Do-It-Yourself: Virus recreated from synthetic DNA

In an experiment with implications for bioterrorism and the worldwide campaign to eradicate polio, scientists have used poliovirus’ widely known genetic sequence to synthesize that virus from the building blocks of DNA and a broth of other chemicals.

“It’s the first time someone has started with a sequence on paper and put together the necessary ingredients chemically to create the virus specified,” says Eckard Wimmer of the State University of New York at Stony Brook, who led the work. “We don’t need any nature-formed template anymore. We just need the Internet to tell us the sequence of a virus. You can make pretty much any virus this way.”

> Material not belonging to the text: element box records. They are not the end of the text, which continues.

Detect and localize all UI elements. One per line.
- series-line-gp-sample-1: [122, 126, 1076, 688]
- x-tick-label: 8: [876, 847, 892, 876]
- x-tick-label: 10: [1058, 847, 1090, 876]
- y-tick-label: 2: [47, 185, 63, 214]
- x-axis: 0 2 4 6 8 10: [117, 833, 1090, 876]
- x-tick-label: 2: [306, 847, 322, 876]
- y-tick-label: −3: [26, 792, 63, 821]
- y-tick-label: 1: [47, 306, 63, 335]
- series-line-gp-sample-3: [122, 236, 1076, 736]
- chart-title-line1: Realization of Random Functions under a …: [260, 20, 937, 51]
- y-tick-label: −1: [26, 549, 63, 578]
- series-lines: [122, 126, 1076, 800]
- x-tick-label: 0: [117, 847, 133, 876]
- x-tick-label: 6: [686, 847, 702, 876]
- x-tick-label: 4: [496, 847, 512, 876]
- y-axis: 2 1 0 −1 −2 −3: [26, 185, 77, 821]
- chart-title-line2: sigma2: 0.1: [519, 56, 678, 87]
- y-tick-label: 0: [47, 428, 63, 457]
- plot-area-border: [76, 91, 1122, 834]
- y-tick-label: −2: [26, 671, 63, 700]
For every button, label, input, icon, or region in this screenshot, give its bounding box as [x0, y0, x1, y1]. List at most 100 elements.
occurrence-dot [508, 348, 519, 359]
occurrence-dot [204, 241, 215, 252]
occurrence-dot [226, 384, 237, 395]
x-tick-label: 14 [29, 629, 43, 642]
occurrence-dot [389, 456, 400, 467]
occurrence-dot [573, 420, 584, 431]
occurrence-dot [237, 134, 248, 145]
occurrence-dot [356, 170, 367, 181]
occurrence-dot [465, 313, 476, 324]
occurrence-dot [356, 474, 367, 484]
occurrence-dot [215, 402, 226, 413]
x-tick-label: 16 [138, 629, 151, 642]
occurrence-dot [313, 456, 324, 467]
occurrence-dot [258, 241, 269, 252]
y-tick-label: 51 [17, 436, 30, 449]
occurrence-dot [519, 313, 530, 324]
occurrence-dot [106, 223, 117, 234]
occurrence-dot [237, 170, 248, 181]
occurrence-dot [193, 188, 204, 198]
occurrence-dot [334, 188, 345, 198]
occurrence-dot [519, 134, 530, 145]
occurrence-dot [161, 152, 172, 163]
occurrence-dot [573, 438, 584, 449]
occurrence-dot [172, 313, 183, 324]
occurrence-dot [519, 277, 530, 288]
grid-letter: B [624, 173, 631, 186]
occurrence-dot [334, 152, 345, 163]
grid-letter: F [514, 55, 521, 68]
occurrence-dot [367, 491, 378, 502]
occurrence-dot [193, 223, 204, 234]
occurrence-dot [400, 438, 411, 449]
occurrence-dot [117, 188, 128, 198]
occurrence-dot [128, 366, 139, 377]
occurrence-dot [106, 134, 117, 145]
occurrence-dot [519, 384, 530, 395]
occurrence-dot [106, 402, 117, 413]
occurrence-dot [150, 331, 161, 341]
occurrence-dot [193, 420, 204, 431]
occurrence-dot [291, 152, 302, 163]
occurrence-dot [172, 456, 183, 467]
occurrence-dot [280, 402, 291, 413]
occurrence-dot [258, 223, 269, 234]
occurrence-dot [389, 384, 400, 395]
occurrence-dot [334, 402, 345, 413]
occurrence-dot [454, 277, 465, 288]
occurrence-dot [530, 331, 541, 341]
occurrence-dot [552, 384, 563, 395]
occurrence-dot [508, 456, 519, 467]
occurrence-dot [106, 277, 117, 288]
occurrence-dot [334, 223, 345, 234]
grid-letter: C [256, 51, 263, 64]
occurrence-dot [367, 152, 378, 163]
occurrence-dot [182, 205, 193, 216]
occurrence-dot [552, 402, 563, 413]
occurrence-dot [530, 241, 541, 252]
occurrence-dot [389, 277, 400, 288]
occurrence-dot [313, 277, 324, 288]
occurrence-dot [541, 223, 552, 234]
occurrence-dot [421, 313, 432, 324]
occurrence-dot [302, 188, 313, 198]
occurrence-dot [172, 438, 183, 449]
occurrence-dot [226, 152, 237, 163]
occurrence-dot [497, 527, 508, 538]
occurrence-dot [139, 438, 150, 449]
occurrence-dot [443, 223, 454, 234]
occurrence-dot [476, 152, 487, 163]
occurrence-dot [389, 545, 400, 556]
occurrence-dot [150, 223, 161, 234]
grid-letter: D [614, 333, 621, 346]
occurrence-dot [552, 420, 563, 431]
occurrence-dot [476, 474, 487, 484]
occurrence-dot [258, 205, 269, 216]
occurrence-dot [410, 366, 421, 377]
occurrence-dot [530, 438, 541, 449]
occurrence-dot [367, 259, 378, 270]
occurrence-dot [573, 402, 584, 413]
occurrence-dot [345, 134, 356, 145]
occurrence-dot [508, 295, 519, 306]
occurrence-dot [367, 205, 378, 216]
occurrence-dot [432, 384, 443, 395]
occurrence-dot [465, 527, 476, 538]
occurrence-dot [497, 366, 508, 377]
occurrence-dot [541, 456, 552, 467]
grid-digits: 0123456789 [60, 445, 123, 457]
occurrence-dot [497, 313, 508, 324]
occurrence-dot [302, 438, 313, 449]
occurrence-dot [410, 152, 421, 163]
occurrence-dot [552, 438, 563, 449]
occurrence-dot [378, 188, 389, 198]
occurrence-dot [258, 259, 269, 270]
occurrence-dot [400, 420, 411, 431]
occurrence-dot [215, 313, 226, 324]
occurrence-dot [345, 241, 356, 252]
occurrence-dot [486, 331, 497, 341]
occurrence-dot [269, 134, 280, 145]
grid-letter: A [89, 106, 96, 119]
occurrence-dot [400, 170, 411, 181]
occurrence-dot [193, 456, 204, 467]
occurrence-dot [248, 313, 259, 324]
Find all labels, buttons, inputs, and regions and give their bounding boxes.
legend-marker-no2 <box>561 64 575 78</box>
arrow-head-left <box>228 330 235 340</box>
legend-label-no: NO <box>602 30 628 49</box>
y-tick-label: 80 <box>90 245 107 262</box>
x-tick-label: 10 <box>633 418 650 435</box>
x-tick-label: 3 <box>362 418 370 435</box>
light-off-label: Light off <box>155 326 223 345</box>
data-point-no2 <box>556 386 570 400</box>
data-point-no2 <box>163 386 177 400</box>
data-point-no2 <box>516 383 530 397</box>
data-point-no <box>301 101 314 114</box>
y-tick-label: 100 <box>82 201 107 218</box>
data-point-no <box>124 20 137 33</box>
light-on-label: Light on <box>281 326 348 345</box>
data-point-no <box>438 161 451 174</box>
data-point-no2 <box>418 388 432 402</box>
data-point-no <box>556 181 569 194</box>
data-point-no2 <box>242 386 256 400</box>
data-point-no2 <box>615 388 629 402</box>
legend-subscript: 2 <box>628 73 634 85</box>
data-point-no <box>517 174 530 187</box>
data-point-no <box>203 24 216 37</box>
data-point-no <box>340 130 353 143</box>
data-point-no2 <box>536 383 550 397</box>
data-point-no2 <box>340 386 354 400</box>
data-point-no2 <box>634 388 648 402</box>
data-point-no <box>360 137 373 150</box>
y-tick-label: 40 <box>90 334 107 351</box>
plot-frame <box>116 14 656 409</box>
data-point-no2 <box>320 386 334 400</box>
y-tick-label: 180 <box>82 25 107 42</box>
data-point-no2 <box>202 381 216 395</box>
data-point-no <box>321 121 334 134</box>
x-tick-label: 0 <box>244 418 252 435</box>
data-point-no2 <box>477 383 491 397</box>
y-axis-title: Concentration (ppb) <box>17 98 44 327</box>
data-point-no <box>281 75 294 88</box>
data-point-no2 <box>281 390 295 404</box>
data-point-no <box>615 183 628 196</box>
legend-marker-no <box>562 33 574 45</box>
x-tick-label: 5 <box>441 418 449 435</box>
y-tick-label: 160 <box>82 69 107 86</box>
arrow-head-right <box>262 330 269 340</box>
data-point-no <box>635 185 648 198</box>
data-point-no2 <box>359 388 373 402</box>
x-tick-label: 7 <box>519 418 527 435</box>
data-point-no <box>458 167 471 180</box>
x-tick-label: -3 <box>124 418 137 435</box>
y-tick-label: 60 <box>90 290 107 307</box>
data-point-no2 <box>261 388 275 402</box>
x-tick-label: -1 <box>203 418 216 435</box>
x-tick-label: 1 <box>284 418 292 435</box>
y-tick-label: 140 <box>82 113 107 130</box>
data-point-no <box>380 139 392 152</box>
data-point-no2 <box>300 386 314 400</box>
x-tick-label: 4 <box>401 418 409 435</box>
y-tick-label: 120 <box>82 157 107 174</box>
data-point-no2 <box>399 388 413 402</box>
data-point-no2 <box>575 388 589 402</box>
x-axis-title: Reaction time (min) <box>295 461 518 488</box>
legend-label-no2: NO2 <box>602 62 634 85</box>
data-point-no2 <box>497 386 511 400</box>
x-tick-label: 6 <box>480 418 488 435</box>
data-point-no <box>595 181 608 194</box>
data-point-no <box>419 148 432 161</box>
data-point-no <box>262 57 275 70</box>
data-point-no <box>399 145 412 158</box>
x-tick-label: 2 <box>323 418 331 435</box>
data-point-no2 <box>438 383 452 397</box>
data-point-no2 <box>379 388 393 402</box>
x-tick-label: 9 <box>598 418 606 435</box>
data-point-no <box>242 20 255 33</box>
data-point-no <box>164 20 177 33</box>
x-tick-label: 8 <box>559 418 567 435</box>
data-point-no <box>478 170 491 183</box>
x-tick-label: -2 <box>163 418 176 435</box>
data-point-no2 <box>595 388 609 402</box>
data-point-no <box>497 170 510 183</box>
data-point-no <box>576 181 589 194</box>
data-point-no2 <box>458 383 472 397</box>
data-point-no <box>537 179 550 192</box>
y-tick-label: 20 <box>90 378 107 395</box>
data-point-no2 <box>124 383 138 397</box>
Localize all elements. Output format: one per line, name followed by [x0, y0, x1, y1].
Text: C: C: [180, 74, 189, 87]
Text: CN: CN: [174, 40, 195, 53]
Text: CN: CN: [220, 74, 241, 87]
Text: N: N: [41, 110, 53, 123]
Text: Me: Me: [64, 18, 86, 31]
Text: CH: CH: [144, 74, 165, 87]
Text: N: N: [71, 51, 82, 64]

“Scientifically, the results are not surprising or astounding in any way,” says virologist Vincent Racaniello of Columbia University. “The point here, of course, is that the DNA can be synthesized from the [genetic] sequence, and this could be done by any third-rate terrorist.”

Wimmer has worked on the genetics and replication of poliovirus for more than 3 decades. The virus stores genetic information in a long strand of ribonucleic acid (RNA) rather than DNA. In the new work, described in an upcoming Science, Wimmer and his colleagues used common laboratory machines to synthesize DNA strands harboring the same protein-encoding instructions that a typical poliovirus carries.

Currently, scientists can more easily create long strands of DNA than of RNA.

Wimmer and his team then mixed the lab-made DNA with an enzyme that converts DNA into RNA. Next, they added the resulting strands to a mixture of chemicals similar to that in the cells that poliovirus typically invades. This brew generated whole polioviruses that subsequent tests in cells and animals confirmed as infectious.

To distinguish any synthesized viruses from lab contaminants, the investigators introduced subtle changes into the virus’ genetic code that didn’t alter the proteins it encodes. Unexpectedly, however, the newly created viruses turned out to be much less potent than the typical lab strain. Higher doses of the synthetic poliovirus were needed to kill mice, for example.

Wimmer, Racaniello, and other scientists suggest that the new findings could make it pointless to destroy the last few stockpiles of viruses such as smallpox. “The sequence [of the smallpox virus] has been published and is available. It’s a difficult virus to recreate, but it will be possible,” says Wimmer.

Similar concerns about poliovirus may occur if the worldwide campaign to eliminate polio succeeds. Scientists are already debating whether to then destroy all poliovirus samples and stop polio vaccinations. Racaniello, who calls for continued vaccination after eradication, notes that Wimmer’s success makes it clear that poliovirus will never truly be gone.

“In the posteradication era, we must always have plans for what to do in the event that the virus reappears, whether by accident or by evil intent,” Racaniello says. “Unfortunately, and frighteningly, there are no such plans at hand.”